When my daughter attends as assistant manager, she likes to sit by Patrick Harvey of Brother Bear Coffee. Harvey lives on a farm just north of Yellow Springs and brings his fresh roasted coffee beans to market along with a massage chair. He is a great favorite of the market In no small part due to that massage chair; both vendors and customers take turns at the chair. Personally I go for his coffee beans—oh, that city roast—which he offers in blends of light to dark roasts. I often find my daughter and Harvey trading plans for anticipated projects. I like that she’s learning something of running a business from these industrious people. I also like that the market is a social place to tune in. Vendors can exchange stories—both successes and setbacks—and customers linger, trading news and their own outlook on village matters.
Among my duties as market manager is bringing in new vendors and fitting them into the mix. A new vendor joins the winter market crew this year: Purdy Lil Suri Alpaca Farm. For over a year now, I’ve been looking for a local textile vendor…one that might bring winter hats, gloves, and socks. Collene and Tom Miller answered the call. They raise alpacas in Huber Heights OH. As part of the vendor application process, I went to visit Millers at their farm just after Christmas. There I got a chance to meet the animals and to check out the Miller’s diverse line of products.
Along with the woolen winter gear made of alpaca wool, the Millers offer a popular, practical wool dryer ball. Tumbled with clothes, the wool balls act like dryer sheets making clothes soft and static free. The product is popular for many reasons: they are chemical free, reusable, and decrease drying time.
Since joining the market from the first Saturday in January, the Millers have brought a rotating set of fun items including finger puppets and cat toys. They have discovered that purple is a popular color in Yellow Springs.

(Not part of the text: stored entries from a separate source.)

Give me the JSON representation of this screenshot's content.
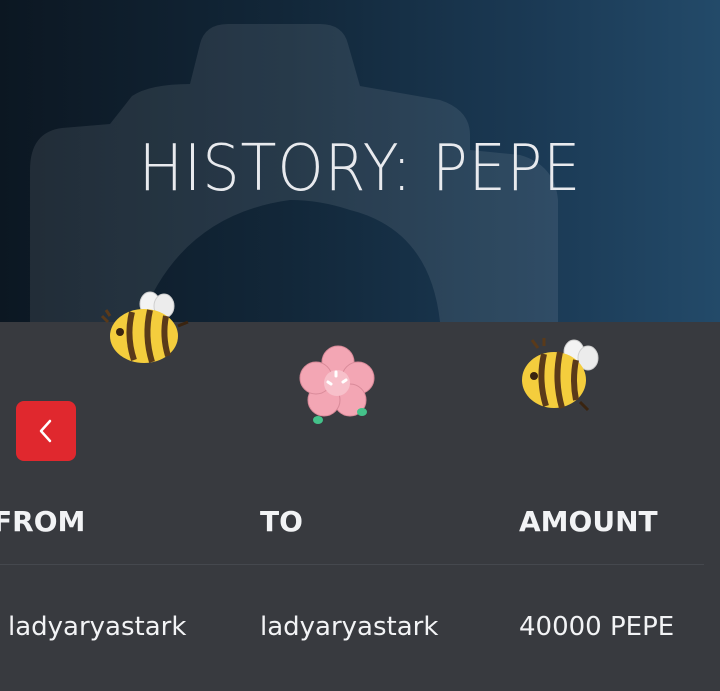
{
  "header": {
    "title": "HISTORY: PEPE"
  },
  "nav": {
    "back_icon": "chevron-left-icon"
  },
  "decorations": [
    "bee-icon",
    "flower-icon",
    "bee-icon"
  ],
  "table": {
    "columns": [
      "FROM",
      "TO",
      "AMOUNT"
    ],
    "rows": [
      {
        "from": "ladyaryastark",
        "to": "ladyaryastark",
        "amount": "40000 PEPE"
      }
    ]
  },
  "colors": {
    "accent": "#e0282e",
    "background": "#383a3f",
    "header_gradient_end": "#234a69"
  }
}
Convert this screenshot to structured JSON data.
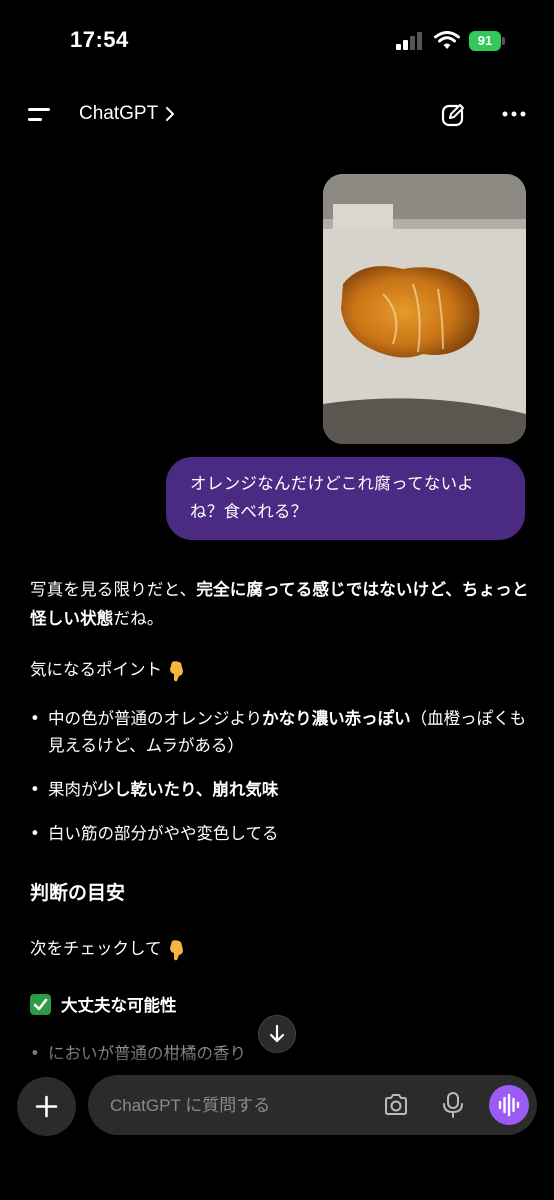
{
  "status_bar": {
    "time": "17:54",
    "battery": "91"
  },
  "header": {
    "title": "ChatGPT"
  },
  "user_message": {
    "text": "オレンジなんだけどこれ腐ってないよね？食べれる？"
  },
  "assistant": {
    "p1_a": "写真を見る限りだと、",
    "p1_b": "完全に腐ってる感じではないけど、",
    "p1_c": "ちょっと怪しい状態",
    "p1_d": "だね。",
    "points_heading": "気になるポイント",
    "bullet1_a": "中の色が普通のオレンジより",
    "bullet1_b": "かなり濃い赤っぽい",
    "bullet1_c": "（血橙っぽくも見えるけど、ムラがある）",
    "bullet2_a": "果肉が",
    "bullet2_b": "少し乾いたり、崩れ気味",
    "bullet3": "白い筋の部分がやや変色してる",
    "section_heading": "判断の目安",
    "check_intro": "次をチェックして",
    "ok_heading": "大丈夫な可能性",
    "ok_bullet1": "においが普通の柑橘の香り"
  },
  "composer": {
    "placeholder": "ChatGPT に質問する"
  },
  "colors": {
    "user_bubble": "#4a2a83",
    "voice_button": "#9b5cf5",
    "battery": "#34c759"
  }
}
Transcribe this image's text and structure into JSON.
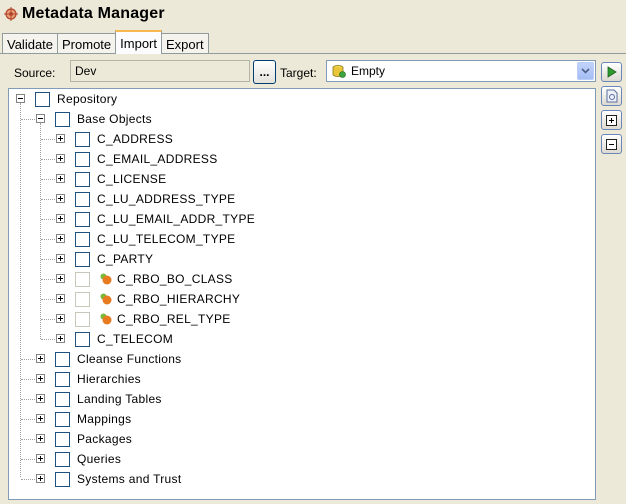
{
  "app": {
    "title": "Metadata Manager"
  },
  "tabs": [
    {
      "label": "Validate",
      "active": false
    },
    {
      "label": "Promote",
      "active": false
    },
    {
      "label": "Import",
      "active": true
    },
    {
      "label": "Export",
      "active": false
    }
  ],
  "source": {
    "label": "Source:",
    "value": "Dev",
    "browse_label": "..."
  },
  "target": {
    "label": "Target:",
    "value": "Empty",
    "icon": "database-icon"
  },
  "side_toolbar": [
    {
      "name": "run-button",
      "icon": "play-icon"
    },
    {
      "name": "properties-button",
      "icon": "document-icon"
    },
    {
      "name": "expand-all-button",
      "icon": "plus-box-icon"
    },
    {
      "name": "collapse-all-button",
      "icon": "minus-box-icon"
    }
  ],
  "tree": {
    "root": {
      "label": "Repository",
      "expanded": true,
      "checked": false
    },
    "base_objects": {
      "label": "Base Objects",
      "expanded": true,
      "items": [
        {
          "label": "C_ADDRESS",
          "type": "object"
        },
        {
          "label": "C_EMAIL_ADDRESS",
          "type": "object"
        },
        {
          "label": "C_LICENSE",
          "type": "object"
        },
        {
          "label": "C_LU_ADDRESS_TYPE",
          "type": "object"
        },
        {
          "label": "C_LU_EMAIL_ADDR_TYPE",
          "type": "object"
        },
        {
          "label": "C_LU_TELECOM_TYPE",
          "type": "object"
        },
        {
          "label": "C_PARTY",
          "type": "object"
        },
        {
          "label": "C_RBO_BO_CLASS",
          "type": "rbo"
        },
        {
          "label": "C_RBO_HIERARCHY",
          "type": "rbo"
        },
        {
          "label": "C_RBO_REL_TYPE",
          "type": "rbo"
        },
        {
          "label": "C_TELECOM",
          "type": "object"
        }
      ]
    },
    "folders": [
      {
        "label": "Cleanse Functions"
      },
      {
        "label": "Hierarchies"
      },
      {
        "label": "Landing Tables"
      },
      {
        "label": "Mappings"
      },
      {
        "label": "Packages"
      },
      {
        "label": "Queries"
      },
      {
        "label": "Systems and Trust"
      }
    ]
  },
  "colors": {
    "accent_tab": "#f7b850",
    "tree_border": "#7f9db9",
    "checkbox_border": "#1c5180",
    "play_green": "#2e9b2e"
  }
}
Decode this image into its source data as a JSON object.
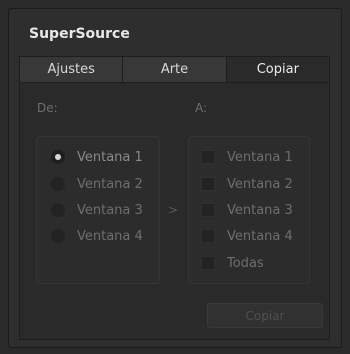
{
  "panel": {
    "title": "SuperSource"
  },
  "tabs": [
    {
      "label": "Ajustes",
      "active": false
    },
    {
      "label": "Arte",
      "active": false
    },
    {
      "label": "Copiar",
      "active": true
    }
  ],
  "copy": {
    "from_label": "De:",
    "to_label": "A:",
    "from_options": [
      {
        "label": "Ventana 1",
        "selected": true
      },
      {
        "label": "Ventana 2",
        "selected": false
      },
      {
        "label": "Ventana 3",
        "selected": false
      },
      {
        "label": "Ventana 4",
        "selected": false
      }
    ],
    "arrow_icon": "chevron-right-icon",
    "arrow_glyph": ">",
    "to_options": [
      {
        "label": "Ventana 1",
        "checked": false
      },
      {
        "label": "Ventana 2",
        "checked": false
      },
      {
        "label": "Ventana 3",
        "checked": false
      },
      {
        "label": "Ventana 4",
        "checked": false
      },
      {
        "label": "Todas",
        "checked": false
      }
    ],
    "button_label": "Copiar"
  }
}
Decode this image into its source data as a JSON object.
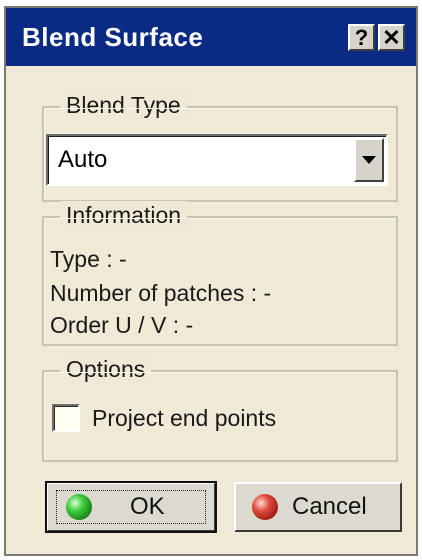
{
  "dialog": {
    "title": "Blend Surface",
    "help_label": "?",
    "close_label": "✕"
  },
  "blend_type": {
    "legend": "Blend Type",
    "selected": "Auto"
  },
  "information": {
    "legend": "Information",
    "lines": [
      "Type : -",
      "Number of patches : -",
      "Order U / V : -"
    ]
  },
  "options": {
    "legend": "Options",
    "project_end_points": {
      "label": "Project end points",
      "checked": false
    }
  },
  "buttons": {
    "ok_label": "OK",
    "cancel_label": "Cancel"
  },
  "colors": {
    "titlebar": "#0b2a84",
    "dialog_bg": "#efe9d6",
    "ok_icon": "#3dcb3a",
    "cancel_icon": "#e0483c"
  }
}
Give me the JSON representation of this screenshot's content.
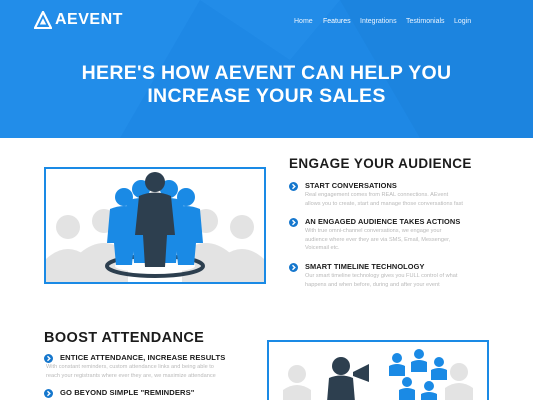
{
  "brand": {
    "name": "AEVENT",
    "logo": "aevent-logo-icon"
  },
  "colors": {
    "primary": "#1e88e5",
    "accent": "#1577cd",
    "muted_text": "#b9b9b9",
    "heading": "#1b1b1b"
  },
  "nav": {
    "items": [
      {
        "label": "Home",
        "active": false
      },
      {
        "label": "Features",
        "active": true
      },
      {
        "label": "Integrations",
        "active": false
      },
      {
        "label": "Testimonials",
        "active": false
      },
      {
        "label": "Login",
        "active": false
      }
    ]
  },
  "hero": {
    "title_line1": "HERE'S HOW AEVENT CAN HELP YOU",
    "title_line2": "INCREASE YOUR SALES"
  },
  "engage": {
    "title": "ENGAGE YOUR AUDIENCE",
    "illustration": "audience-group-icon",
    "items": [
      {
        "heading": "START CONVERSATIONS",
        "lines": [
          "Real engagement comes from REAL connections. AEvent",
          "allows you to create, start and manage those conversations fast"
        ]
      },
      {
        "heading": "AN ENGAGED AUDIENCE TAKES ACTIONS",
        "lines": [
          "With true omni-channel conversations, we engage your",
          "audience where ever they are via SMS, Email, Messenger,",
          "Voicemail etc."
        ]
      },
      {
        "heading": "SMART TIMELINE TECHNOLOGY",
        "lines": [
          "Our smart timeline technology gives you FULL control of what",
          "happens and when before, during and after your event"
        ]
      }
    ]
  },
  "boost": {
    "title": "BOOST ATTENDANCE",
    "illustration": "megaphone-speaker-icon",
    "items": [
      {
        "heading": "ENTICE ATTENDANCE, INCREASE RESULTS",
        "lines": [
          "With constant reminders, custom attendance links and being able to",
          "reach your registrants where ever they are, we maximize attendance"
        ]
      },
      {
        "heading": "GO BEYOND SIMPLE \"REMINDERS\"",
        "lines": []
      }
    ]
  }
}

I’ve picked up two pairs of purple wool socks myself. I’ve been happy for them even though the first weeks of 2016 have been surprisingly warm. I’ve been warned by good authority among market regulars that winter is due to return. After several years of helping out at the winter market, I know that Greene County Snow Emergencies are typically called in the month of February. In all things weather, we’ll have to wait and see. In the meantime, I hope to see you bright and early Saturday mornings at the Winter Farmers Market. It’s worth waking up for.